Live Webcast
COVID-19 in the global south: economic impacts and recovery
Wednesday, June 10
9:00–10:15 AM Pacific
COVID-19 is threatening the health and economic security of communities around the world, with dire implications for those living in poverty. This panel discussion will focus on current research that sheds light on the economic toll of the pandemic, as well as the optimal design and targeting of cash transfer programs. The Center for Effective Global Action (CEGA) will host this webinar to share practical insights that support evidence-based responses and inform government and NGO decision-making in the face of what could quickly become a protracted crisis.
- Ted Miguel — Oxfam Professor of Environmental and Resource Economics at the University of California, Berkeley, and Faculty Co-Director of the Center for Effective Global Action (CEGA) — will present new evidence from Kenya demonstrating the economic toll of COVID on poor households.
- Supreet Kaur — Assistant Professor of Economics at the University of California, Berkeley, and CEGA affiliate — will share research on the impacts and legacy of scarcity and economic shocks in India, with implications for other countries.

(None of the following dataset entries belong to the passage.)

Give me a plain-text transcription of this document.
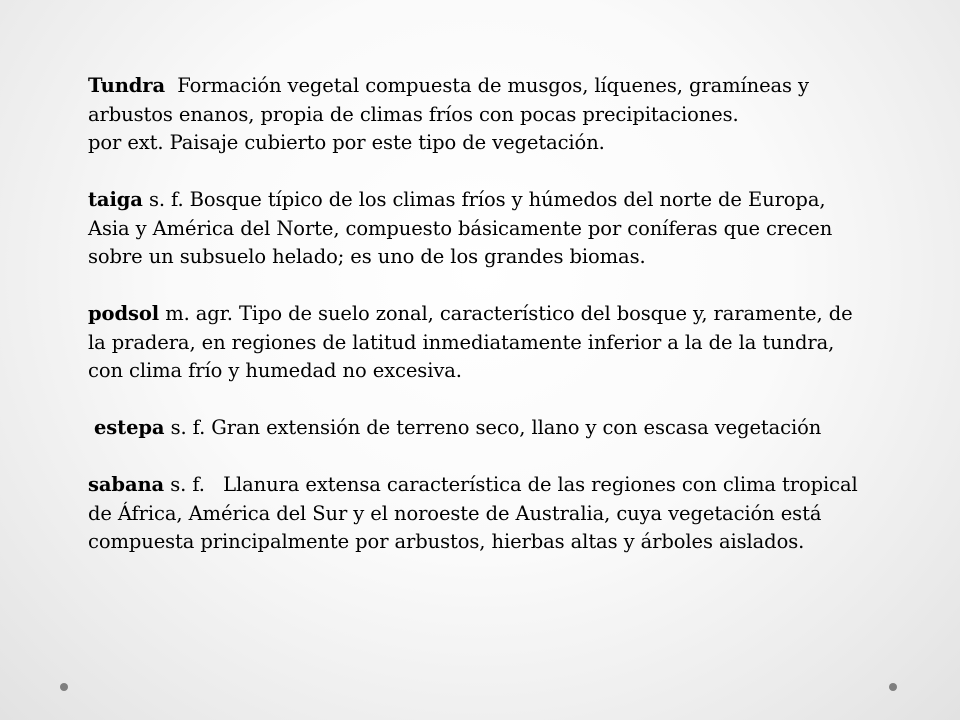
Tundra Formación vegetal compuesta de musgos, líquenes, gramíneas y
arbustos enanos, propia de climas fríos con pocas precipitaciones.
por ext. Paisaje cubierto por este tipo de vegetación.

taiga s. f. Bosque típico de los climas fríos y húmedos del norte de Europa,
Asia y América del Norte, compuesto básicamente por coníferas que crecen
sobre un subsuelo helado; es uno de los grandes biomas.

podsol m. agr. Tipo de suelo zonal, característico del bosque y, raramente, de
la pradera, en regiones de latitud inmediatamente inferior a la de la tundra,
con clima frío y humedad no excesiva.

estepa s. f. Gran extensión de terreno seco, llano y con escasa vegetación

sabana s. f.   Llanura extensa característica de las regiones con clima tropical
de África, América del Sur y el noroeste de Australia, cuya vegetación está
compuesta principalmente por arbustos, hierbas altas y árboles aislados.
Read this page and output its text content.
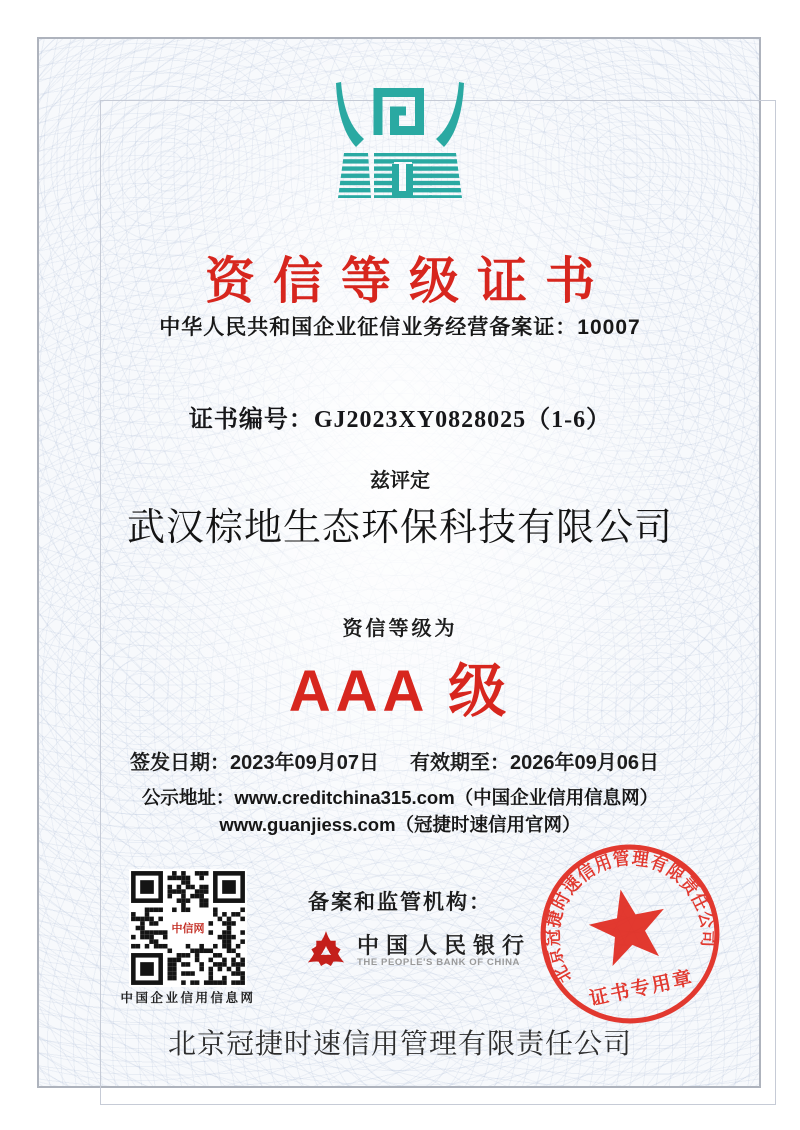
资信等级证书
中华人民共和国企业征信业务经营备案证：10007
证书编号：GJ2023XY0828025（1-6）
兹评定
武汉棕地生态环保科技有限公司
资信等级为
AAA 级
签发日期：2023年09月07日 有效期至：2026年09月06日
公示地址：www.creditchina315.com（中国企业信用信息网）
www.guanjiess.com（冠捷时速信用官网）
中信网
中国企业信用信息网
备案和监管机构：
中国人民银行
THE PEOPLE'S BANK OF CHINA	北京冠捷时速信用管理有限责任公司
证书专用章
北京冠捷时速信用管理有限责任公司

- Paul Niehaus — Associate Professor of Economics at the University of California, San Diego; co-founder of the nonprofit GiveDirectly; co-founder of the emerging market fintech companies Segovia and Taptap Send, and CEGA affiliate — will explain GiveDirectly’s tested social safety net model (unconditional cash transfers), reviewing evidence from Kenya, Uganda, and Rwanda.
- Joshua Blumenstock — Assistant Professor at the University of California, Berkeley, School of Information, Director of the Data-Intensive Development Lab, and CEGA Faculty Co-Director — will discuss the potential to use machine learning approaches and nontraditional data sources (including mobile phone records) to quickly and effectively target the delivery of social safety net programs.
- Carson Christiano, CEGA Executive Director, will moderate the panel.
Participants are welcome to fill out this short survey and submit questions for the panelists in advances of the event. Viewers will also be able to propose questions in real time through Facebook and Youtube.
Speaker(s)
Edward Miguel
BIDS Senior Fellow Edward Miguel is the Oxfam Professor of Environmental and Resource Economics, the Faculty Director of the Berkeley Initiative for Transparency in the Social Sciences (BITSS), and the Faculty Co-Director of the Center for Effective Global Action (CEGA) at the University of California, Berkeley, where he has taught since 2000. His research focuses on African economic development, including work on the economic causes and consequences of violence; the impact of ethnic divisions on local collective action; interactions between health, education, environment, and productivity for the poor; and methods for transparency in social science research. He has conducted field work in Kenya, Sierra Leone, Tanzania, and India. Miguel earned S.B. degrees in both Economics and Mathematics from MIT, and received a Ph.D. in Economics from Harvard University, where he was a National Science Foundation Fellow.
Joshua Blumenstock
BIDS Faculty Council Member Joshua Blumenstock is an Assistant Professor at the UC Berkeley School of Information, the Director of the Data-Intensive Development Lab and the Global Policy Lab, and the Faculty Co-Director of the Center for Effective Global Action. His research lies at the intersection of machine learning and development economics, and focuses on using novel data and methods to better understand the causes and consequences of global poverty. Joshua has a PhD in Information Science and a MA in Economics from UC Berkeley, and Bachelor’s degrees in Computer Science and Physics from Wesleyan University. He is a recipient of the Intel Faculty Early Career Honor, a Gates Millennium Grand Challenge award, a Google Faculty Research Award, and the U.C. Berkeley Chancellor's Award for Public Service. His work has appeared in a variety of publications including Science, Nature, the American Economic Review, and the proceedings of KDD, NeurIPS, and AAAI.